Jacques Toubon invite d’ailleurs a une grande prudence sur le vocabulaire employé, jugeant « inadmissible » l’expression « crise des migrants ». Ceci pour trois raisons : 1/ l’assimilation de la « crise » aux migrants, laisse entendre qu’ils sont la cause d’une « crise », et donc d’un problème insurmontable. 2/ « une crise, dans l’inconscient collectif, a un début et une fin. « Or, c’est faux » en ce qui concerne les migrations, souligne Jacques Toubon : « ce n’est pas une question qui est derrière nous, elle est devant nous ». Jacques Toubon évoque notamment l’ampleur des migrations « Sud-Sud » (en Asie ou en Afrique). Prenant l’exemple du Niger, il indique que ce pays, aujourd’hui de 20 millions d’habitants passera à 50 millions d’habitants en 2014, son taux de natalité étant de 7 enfants par femme. L’alimentation du Niger est assurée par le programme alimentaire des Nations Unies, ajoute-t-il, pour mieux dire que parler de crise (passagère) « est une escroquerie ».

Le besoin d’immigration

3/ Le troisième problème, pointe Jacques Toubon, est que le mot « migrant » contient des catégories très différentes de personnes, dont les réfugiés.

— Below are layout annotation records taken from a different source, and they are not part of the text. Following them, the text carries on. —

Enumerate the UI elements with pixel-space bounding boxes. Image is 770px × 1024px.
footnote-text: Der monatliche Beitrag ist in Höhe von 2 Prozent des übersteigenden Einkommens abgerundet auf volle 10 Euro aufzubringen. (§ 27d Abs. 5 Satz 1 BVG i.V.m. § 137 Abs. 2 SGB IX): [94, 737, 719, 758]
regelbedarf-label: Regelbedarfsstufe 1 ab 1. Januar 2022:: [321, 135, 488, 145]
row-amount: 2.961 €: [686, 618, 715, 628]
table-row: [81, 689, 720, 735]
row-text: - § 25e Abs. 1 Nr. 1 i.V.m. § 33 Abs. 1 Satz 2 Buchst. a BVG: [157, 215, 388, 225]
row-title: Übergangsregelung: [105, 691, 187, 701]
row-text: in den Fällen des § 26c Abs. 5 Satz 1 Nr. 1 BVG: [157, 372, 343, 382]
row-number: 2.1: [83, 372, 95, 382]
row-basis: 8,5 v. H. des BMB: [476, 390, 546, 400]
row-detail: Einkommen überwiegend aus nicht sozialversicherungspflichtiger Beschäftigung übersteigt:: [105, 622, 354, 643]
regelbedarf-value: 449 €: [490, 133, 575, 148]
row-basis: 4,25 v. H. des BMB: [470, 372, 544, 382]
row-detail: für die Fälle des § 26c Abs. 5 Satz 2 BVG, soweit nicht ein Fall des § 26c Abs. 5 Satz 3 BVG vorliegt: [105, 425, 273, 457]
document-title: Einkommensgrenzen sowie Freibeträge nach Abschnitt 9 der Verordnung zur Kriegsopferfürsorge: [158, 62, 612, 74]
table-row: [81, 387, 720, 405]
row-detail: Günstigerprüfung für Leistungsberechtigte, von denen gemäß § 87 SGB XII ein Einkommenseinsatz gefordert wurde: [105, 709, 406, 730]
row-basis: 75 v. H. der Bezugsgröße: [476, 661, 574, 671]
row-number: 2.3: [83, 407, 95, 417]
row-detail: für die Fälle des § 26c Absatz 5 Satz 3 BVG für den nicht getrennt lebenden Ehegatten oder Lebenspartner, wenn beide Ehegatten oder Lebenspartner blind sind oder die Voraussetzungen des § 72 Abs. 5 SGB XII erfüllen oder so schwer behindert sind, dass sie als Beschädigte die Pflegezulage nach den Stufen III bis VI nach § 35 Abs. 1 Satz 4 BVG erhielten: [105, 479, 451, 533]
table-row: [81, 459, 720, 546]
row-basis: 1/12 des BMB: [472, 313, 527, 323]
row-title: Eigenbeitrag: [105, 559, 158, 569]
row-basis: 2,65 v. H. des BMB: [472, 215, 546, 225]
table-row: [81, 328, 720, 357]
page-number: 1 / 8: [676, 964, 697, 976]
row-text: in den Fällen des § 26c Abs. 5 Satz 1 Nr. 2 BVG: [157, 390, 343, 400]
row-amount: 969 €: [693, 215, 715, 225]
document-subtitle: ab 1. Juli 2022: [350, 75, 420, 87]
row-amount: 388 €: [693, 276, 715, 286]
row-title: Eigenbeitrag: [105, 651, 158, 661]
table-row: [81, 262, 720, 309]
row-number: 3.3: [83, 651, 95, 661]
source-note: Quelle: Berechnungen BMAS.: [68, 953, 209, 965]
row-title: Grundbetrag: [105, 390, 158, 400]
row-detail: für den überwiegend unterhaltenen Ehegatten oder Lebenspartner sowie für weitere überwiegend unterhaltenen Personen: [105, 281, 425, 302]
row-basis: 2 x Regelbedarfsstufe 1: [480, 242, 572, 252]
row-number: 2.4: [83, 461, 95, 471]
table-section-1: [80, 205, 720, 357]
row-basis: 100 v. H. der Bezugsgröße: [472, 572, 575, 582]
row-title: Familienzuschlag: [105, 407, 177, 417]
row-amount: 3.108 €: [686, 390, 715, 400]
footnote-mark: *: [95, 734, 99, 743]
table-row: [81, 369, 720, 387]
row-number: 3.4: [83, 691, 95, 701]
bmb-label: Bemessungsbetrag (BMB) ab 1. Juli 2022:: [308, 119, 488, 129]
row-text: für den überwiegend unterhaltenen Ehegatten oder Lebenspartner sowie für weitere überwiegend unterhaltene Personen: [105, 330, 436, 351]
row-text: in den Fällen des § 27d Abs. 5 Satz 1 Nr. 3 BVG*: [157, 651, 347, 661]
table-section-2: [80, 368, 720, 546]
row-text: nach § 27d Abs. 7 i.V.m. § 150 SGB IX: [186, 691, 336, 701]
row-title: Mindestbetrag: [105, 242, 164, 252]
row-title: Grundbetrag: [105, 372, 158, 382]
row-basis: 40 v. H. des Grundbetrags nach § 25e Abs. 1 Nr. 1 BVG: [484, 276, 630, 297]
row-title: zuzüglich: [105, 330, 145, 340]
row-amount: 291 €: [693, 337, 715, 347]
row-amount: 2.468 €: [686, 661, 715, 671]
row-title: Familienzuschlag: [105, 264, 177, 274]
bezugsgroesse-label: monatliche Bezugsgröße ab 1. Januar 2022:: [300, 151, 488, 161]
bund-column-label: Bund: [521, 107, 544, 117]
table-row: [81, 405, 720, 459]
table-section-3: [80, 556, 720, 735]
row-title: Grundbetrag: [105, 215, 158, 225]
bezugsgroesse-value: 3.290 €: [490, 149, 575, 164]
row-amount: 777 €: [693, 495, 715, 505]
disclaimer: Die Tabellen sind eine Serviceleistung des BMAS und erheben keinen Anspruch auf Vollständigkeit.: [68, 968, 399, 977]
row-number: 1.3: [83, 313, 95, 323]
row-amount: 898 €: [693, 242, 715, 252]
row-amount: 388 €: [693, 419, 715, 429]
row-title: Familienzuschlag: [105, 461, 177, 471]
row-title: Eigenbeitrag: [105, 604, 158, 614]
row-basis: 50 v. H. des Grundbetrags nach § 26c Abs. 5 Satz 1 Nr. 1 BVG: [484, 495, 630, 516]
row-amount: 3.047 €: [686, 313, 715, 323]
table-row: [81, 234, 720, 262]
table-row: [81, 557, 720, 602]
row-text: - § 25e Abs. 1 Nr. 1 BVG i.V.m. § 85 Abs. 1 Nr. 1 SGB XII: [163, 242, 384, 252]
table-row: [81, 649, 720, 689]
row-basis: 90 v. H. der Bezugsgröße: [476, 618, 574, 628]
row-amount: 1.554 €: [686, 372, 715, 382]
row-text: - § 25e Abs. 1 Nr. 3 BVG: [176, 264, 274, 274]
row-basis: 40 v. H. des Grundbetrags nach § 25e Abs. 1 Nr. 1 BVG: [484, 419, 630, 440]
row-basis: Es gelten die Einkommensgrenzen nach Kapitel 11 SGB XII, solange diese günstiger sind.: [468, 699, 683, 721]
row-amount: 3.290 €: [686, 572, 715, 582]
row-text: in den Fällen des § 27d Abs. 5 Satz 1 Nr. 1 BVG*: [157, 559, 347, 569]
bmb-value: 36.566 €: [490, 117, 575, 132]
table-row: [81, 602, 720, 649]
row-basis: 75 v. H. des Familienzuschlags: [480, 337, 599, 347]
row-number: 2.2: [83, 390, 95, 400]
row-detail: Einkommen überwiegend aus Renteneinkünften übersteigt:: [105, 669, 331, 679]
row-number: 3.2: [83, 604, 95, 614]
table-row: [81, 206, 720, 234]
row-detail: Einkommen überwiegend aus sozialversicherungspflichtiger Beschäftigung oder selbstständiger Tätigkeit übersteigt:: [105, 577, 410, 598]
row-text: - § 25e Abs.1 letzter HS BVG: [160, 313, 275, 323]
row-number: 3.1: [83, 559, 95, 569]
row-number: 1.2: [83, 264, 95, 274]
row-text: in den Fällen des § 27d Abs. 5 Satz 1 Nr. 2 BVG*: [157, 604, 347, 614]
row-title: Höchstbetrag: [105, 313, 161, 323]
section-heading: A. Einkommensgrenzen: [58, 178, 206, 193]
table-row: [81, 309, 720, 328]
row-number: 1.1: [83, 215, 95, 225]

Qui ont un sort, et mérite un traitement, particulier. «Un réfugié est quelqu’un qui doit quitter un pays. C’est un droit fondamental, un Etat ne peut vous enfermer dans un pays, un autre ne peut vous empêcher de le quitter ». Le Défenseur des Droits dénonce le règlement de Dublin, de l’Union européenne : « vous ne pouvez demander le droit d’asile que dans le pays où vous avez mis le premier pas en Europe ». Et d’ajouter : « La France, comme d’autres pays européens, ne sont pas dignes de la tradition humaine qui a consisté à se construire aussi à partir d’étrangers, qui sont devenus Français ». Celui qui a aussi été Président de la CNHI (Cité nationale de l’histoire de l’immigration) et qui a travaillé avec les historiens du « creuset français », aime rappeler aujourd’hui que « les Français, c’est plein de gens, plein d’origines diverses » et que « notre identité est multiple ».

Contre toutes les méfiances, replis et discours xénophobes, il s’emploie à souligner que « nous avons besoin d’immigration » : « Nous sommes un Continent sous-peuplé. La France et l’Irlande à part, il n’y pas en Europe un renouvellement assuré des générations. Nous sommes aussi un Continent riche. On nous parle de difficultés, alors que l’enjeu est de relocaliser 160 000 réfugiés pour une population européenne de 500 millions d’habitants ! 20 000 en France, pour une population de 65 millions d’habitants ! »

Tourner le dos à sa tradition est, pour Jacques Toubon, « absurde et cynique ». Un problème d’autant plus important que, dit-il, « le droit des étrangers et le premier marqueur des droits dans notre pays ».